Another form of empathy is emotional empathy. This type of empathy drives our ideas of the empath in science fiction. When we engage in emotional empathy, we feel the emotions of others. There are these little neurons in our brains that allow us to mirror the feelings of someone else. Scientists are still debating to some degree what these neurons are for in humans, but for our purposes, they allow us to mimic feeling the emotions of another human. This type of empathy can reinforce our connection in close relationship situations. However, if we're not careful, it can be inappropriate in the workplace. We must be in tune with the subtlety of when this type of empathy is appropriate and when it isn't.

Finally, I talk with my clients about compassionate empathy. This type of empathy takes a bit of mastery of the other two because it combines them and results in action. When we engage in compassionate empathy, we not only understand the predicament someone is in, but we can also feel with them and are spontaneously moved into action. When you hear coaches talk about compassionate leadership, this is what we mean. I like to see leaders working to achieve this type of empathy because it approaches others as a whole person. I hold myself out as a holistic coach – I coach not only the aspects of being an executive but also the individual components of an executive's life that affect them as a whole person. Often, as leaders, we are in positions that give us the resources to act on someone else's behalf. When we engage in compassionate empathy, we can find a middle ground from which we can work with just enough detachment to be adequate.
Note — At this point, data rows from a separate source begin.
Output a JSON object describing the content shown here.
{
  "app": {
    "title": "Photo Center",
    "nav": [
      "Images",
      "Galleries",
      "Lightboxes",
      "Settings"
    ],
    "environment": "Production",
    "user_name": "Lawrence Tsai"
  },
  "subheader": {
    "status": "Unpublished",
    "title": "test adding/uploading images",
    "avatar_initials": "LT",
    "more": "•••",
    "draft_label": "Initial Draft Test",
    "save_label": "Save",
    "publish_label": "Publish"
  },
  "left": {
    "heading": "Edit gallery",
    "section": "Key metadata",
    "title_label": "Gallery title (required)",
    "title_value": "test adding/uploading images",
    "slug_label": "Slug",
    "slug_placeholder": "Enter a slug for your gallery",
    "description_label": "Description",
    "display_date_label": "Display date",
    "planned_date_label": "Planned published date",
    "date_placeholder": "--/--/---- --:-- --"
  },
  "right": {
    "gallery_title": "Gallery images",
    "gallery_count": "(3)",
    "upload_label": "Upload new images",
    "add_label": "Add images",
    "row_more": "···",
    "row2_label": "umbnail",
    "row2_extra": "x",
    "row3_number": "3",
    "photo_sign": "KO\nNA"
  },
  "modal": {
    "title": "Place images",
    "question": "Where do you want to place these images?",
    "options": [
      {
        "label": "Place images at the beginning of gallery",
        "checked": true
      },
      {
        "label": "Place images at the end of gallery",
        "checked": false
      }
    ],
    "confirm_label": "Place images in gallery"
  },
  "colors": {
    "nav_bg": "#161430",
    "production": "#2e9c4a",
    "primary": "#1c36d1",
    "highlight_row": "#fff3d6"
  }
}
If we hold out compassionate empathy as the holy grail for leaders, there is inevitably some risk for leaders to get there. Since compassionate empathy strikes a balance between cognitive and emotional empathy, leaders must embrace vulnerability to get there. Vulnerability is quite the buzzword these days. People talk about it as a desirable trait, but only some are willing to work to get there. When we are vulnerable with members of our teams, we allow ourselves to explore the spaces where we can think and label our own experiences, fueling our ability to be better with cognitive empathy. We can also allow ourselves to feel emotions that we may not usually feel so that we can understand the pain or frustrations someone else is experiencing as they work through a situation. This can get scary for some executives who aren't as used to exploring their own emotions. Engaging vulnerability in this area requires work, self-reflection, and mindfulness. These are all things that I work on with my clients. I help them work to find that balance, so they don't end up oversharing or turning the focus of any conversation back on themselves. Ultimately, engaging in empathy is about the people we lead and the health of our teams.
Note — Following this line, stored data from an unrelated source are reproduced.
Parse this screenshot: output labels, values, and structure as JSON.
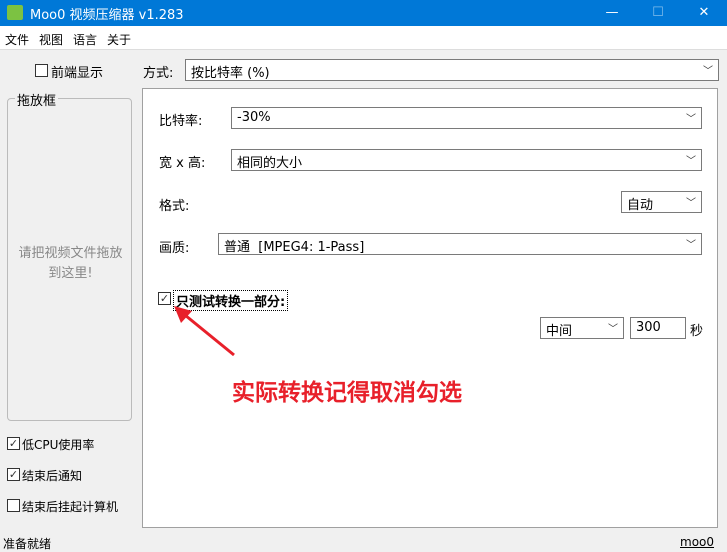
{
  "window": {
    "title": "Moo0 视频压缩器 v1.283",
    "minimize": "—",
    "maximize": "☐",
    "close": "✕"
  },
  "menu": [
    "文件",
    "视图",
    "语言",
    "关于"
  ],
  "left": {
    "front_display": "前端显示",
    "drop_box_title": "拖放框",
    "drop_hint": "请把视频文件拖放到这里!",
    "options": [
      {
        "label": "低CPU使用率",
        "checked": true
      },
      {
        "label": "结束后通知",
        "checked": true
      },
      {
        "label": "结束后挂起计算机",
        "checked": false
      }
    ]
  },
  "mode": {
    "label": "方式:",
    "value": "按比特率 (%)"
  },
  "settings": {
    "bitrate": {
      "label": "比特率:",
      "value": "-30%"
    },
    "size": {
      "label": "宽 x 高:",
      "value": "相同的大小"
    },
    "format": {
      "label": "格式:",
      "value": "自动"
    },
    "quality": {
      "label": "画质:",
      "value": "普通  [MPEG4: 1-Pass]"
    },
    "test": {
      "label": "只测试转换一部分:",
      "checked": true,
      "position": "中间",
      "seconds": "300",
      "unit": "秒"
    }
  },
  "annotation": "实际转换记得取消勾选",
  "status": {
    "text": "准备就绪",
    "link": "moo0"
  },
  "check": "✓"
}
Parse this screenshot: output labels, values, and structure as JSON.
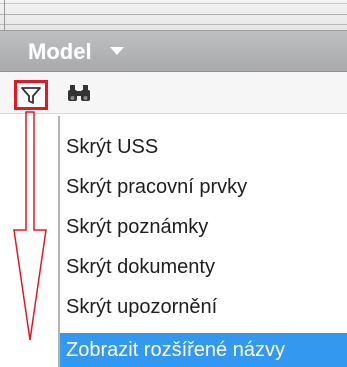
{
  "header": {
    "title": "Model"
  },
  "toolbar": {
    "filter_icon": "filter-icon",
    "search_icon": "binoculars-icon",
    "highlight_color": "#e01a22"
  },
  "menu": {
    "items": [
      {
        "label": "Skrýt USS",
        "selected": false
      },
      {
        "label": "Skrýt pracovní prvky",
        "selected": false
      },
      {
        "label": "Skrýt poznámky",
        "selected": false
      },
      {
        "label": "Skrýt dokumenty",
        "selected": false
      },
      {
        "label": "Skrýt upozornění",
        "selected": false
      },
      {
        "label": "Zobrazit rozšířené názvy",
        "selected": true
      }
    ],
    "selected_color": "#3399f0"
  }
}
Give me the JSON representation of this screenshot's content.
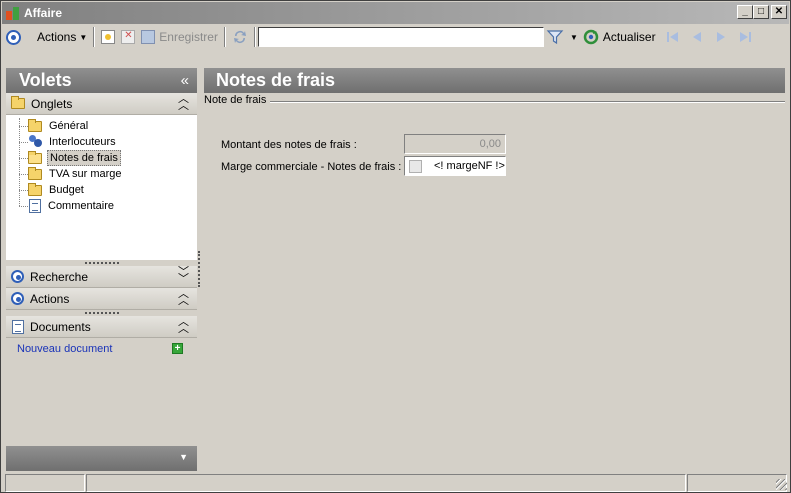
{
  "window": {
    "title": "Affaire",
    "controls": {
      "minimize": "_",
      "maximize": "□",
      "close": "✕"
    }
  },
  "toolbar": {
    "actions_label": "Actions",
    "save_label": "Enregistrer",
    "search_value": "",
    "refresh_label": "Actualiser",
    "accent_color": "#2f5fb8"
  },
  "sidebar": {
    "title": "Volets",
    "collapse_glyph": "«",
    "onglets": {
      "label": "Onglets",
      "chevron": "⌃⌃",
      "items": [
        {
          "label": "Général",
          "icon": "folder-icon"
        },
        {
          "label": "Interlocuteurs",
          "icon": "people-icon"
        },
        {
          "label": "Notes de frais",
          "icon": "folder-open-icon",
          "selected": true
        },
        {
          "label": "TVA sur marge",
          "icon": "folder-icon"
        },
        {
          "label": "Budget",
          "icon": "folder-icon"
        },
        {
          "label": "Commentaire",
          "icon": "note-icon"
        }
      ]
    },
    "recherche": {
      "label": "Recherche",
      "chevron": "⌄⌄"
    },
    "actions": {
      "label": "Actions",
      "chevron": "⌃⌃"
    },
    "documents": {
      "label": "Documents",
      "chevron": "⌃⌃",
      "new_link": "Nouveau document"
    }
  },
  "main": {
    "title": "Notes de frais",
    "group_title": "Note de frais",
    "fields": {
      "montant_label": "Montant des notes de frais :",
      "montant_value": "0,00",
      "marge_label": "Marge commerciale - Notes de frais  :",
      "marge_value": "<! margeNF !>"
    }
  }
}
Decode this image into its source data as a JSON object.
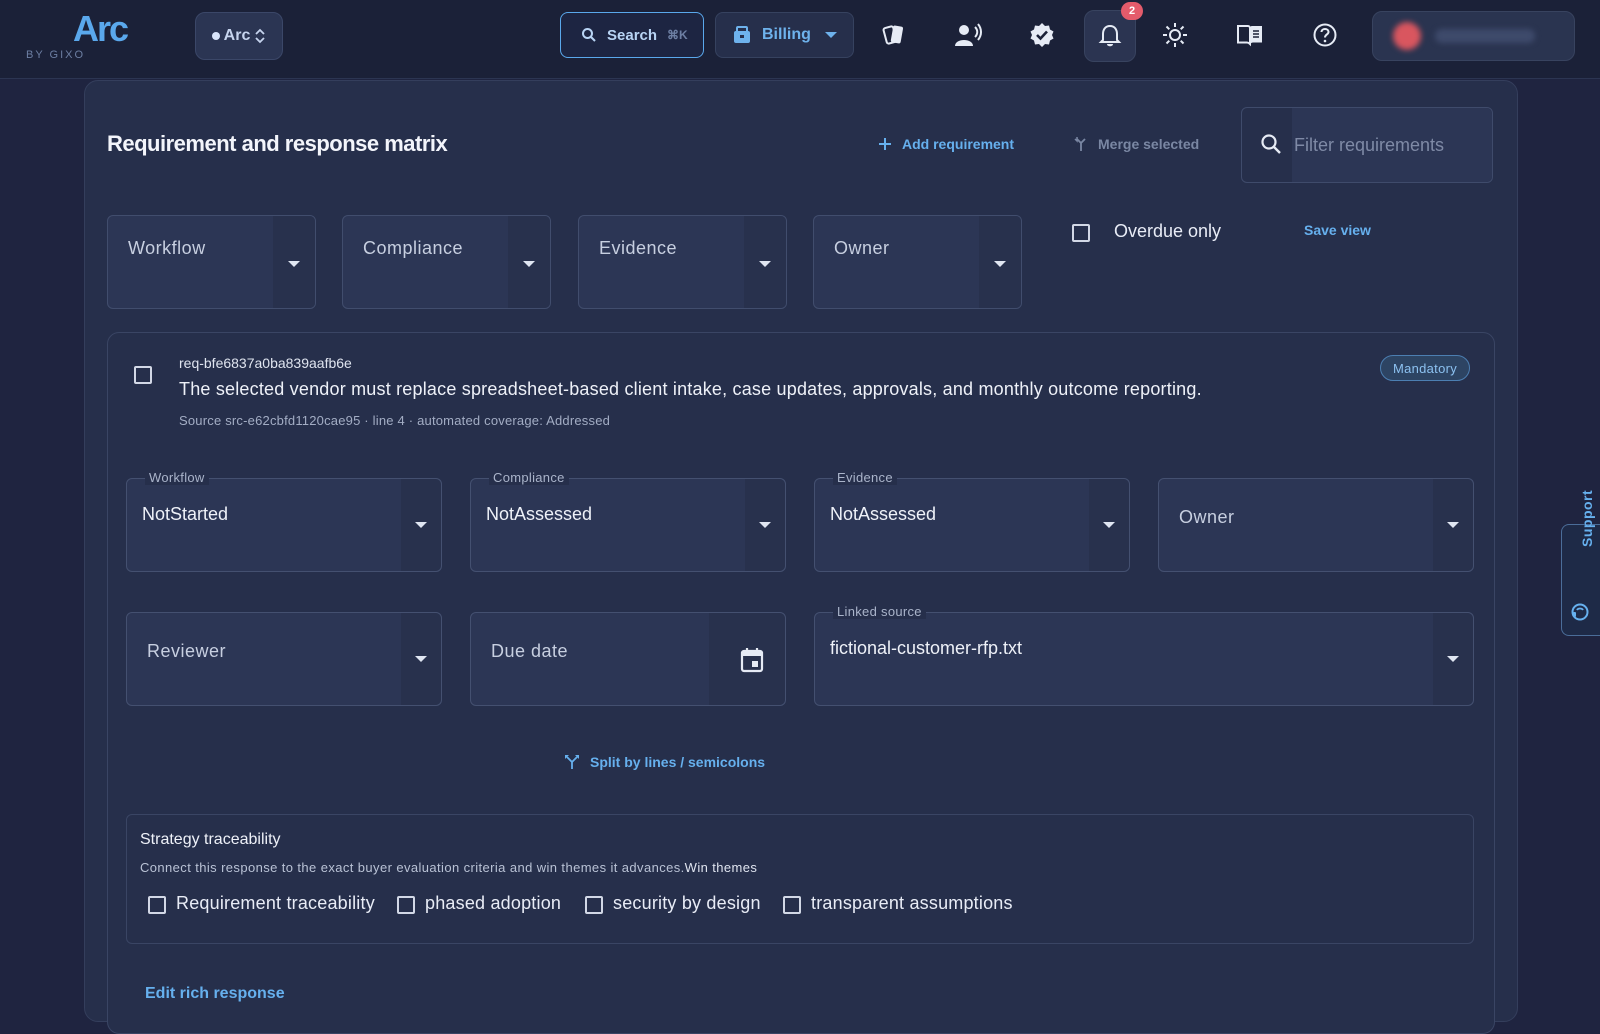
{
  "header": {
    "logo": "Arc",
    "logo_sub": "BY GIXO",
    "workspace": "Arc",
    "search_label": "Search",
    "search_shortcut": "⌘K",
    "billing_label": "Billing",
    "notification_count": "2"
  },
  "page": {
    "title": "Requirement and response matrix",
    "add_requirement": "Add requirement",
    "merge_selected": "Merge selected",
    "filter_placeholder": "Filter requirements"
  },
  "filters": {
    "workflow": "Workflow",
    "compliance": "Compliance",
    "evidence": "Evidence",
    "owner": "Owner",
    "overdue_only": "Overdue only",
    "overdue_checked": false,
    "save_view": "Save view"
  },
  "requirement": {
    "id": "req-bfe6837a0ba839aafb6e",
    "text": "The selected vendor must replace spreadsheet-based client intake, case updates, approvals, and monthly outcome reporting.",
    "meta": "Source src-e62cbfd1120cae95 · line 4 · automated coverage: Addressed",
    "badge": "Mandatory",
    "fields": {
      "workflow_label": "Workflow",
      "workflow_value": "NotStarted",
      "compliance_label": "Compliance",
      "compliance_value": "NotAssessed",
      "evidence_label": "Evidence",
      "evidence_value": "NotAssessed",
      "owner_placeholder": "Owner",
      "reviewer_placeholder": "Reviewer",
      "due_date_placeholder": "Due date",
      "linked_source_label": "Linked source",
      "linked_source_value": "fictional-customer-rfp.txt"
    },
    "split_link": "Split by lines / semicolons",
    "strategy": {
      "title": "Strategy traceability",
      "description": "Connect this response to the exact buyer evaluation criteria and win themes it advances.",
      "win_themes_label": "Win themes",
      "themes": [
        "Requirement traceability",
        "phased adoption",
        "security by design",
        "transparent assumptions"
      ]
    },
    "edit_rich": "Edit rich response"
  },
  "support_tab": "Support",
  "colors": {
    "background": "#1f2440",
    "surface": "#262f4b",
    "accent": "#5aa8ec",
    "badge_red": "#e45b6b"
  }
}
Empathy is hard. Therefore, it takes work and a conscious effort to explore it within ourselves. It's risky because we may stumble across things we didn't realize were there. We may find ourselves feeling uncomfortable and shying away from difficult conversations. But, if we take that risk as leaders, our connection with those we lead will only be more robust. If we can embrace compassionate empathy, we not only strengthen that connection but we take action to make our teams better and allow them to feel more supported. As a leader, take a long look at your team. What could they do if they felt better understood and better supported by you? How much better could your decision-making be where they are concerned? Isn't it worth the risk to add empathy to inspiration?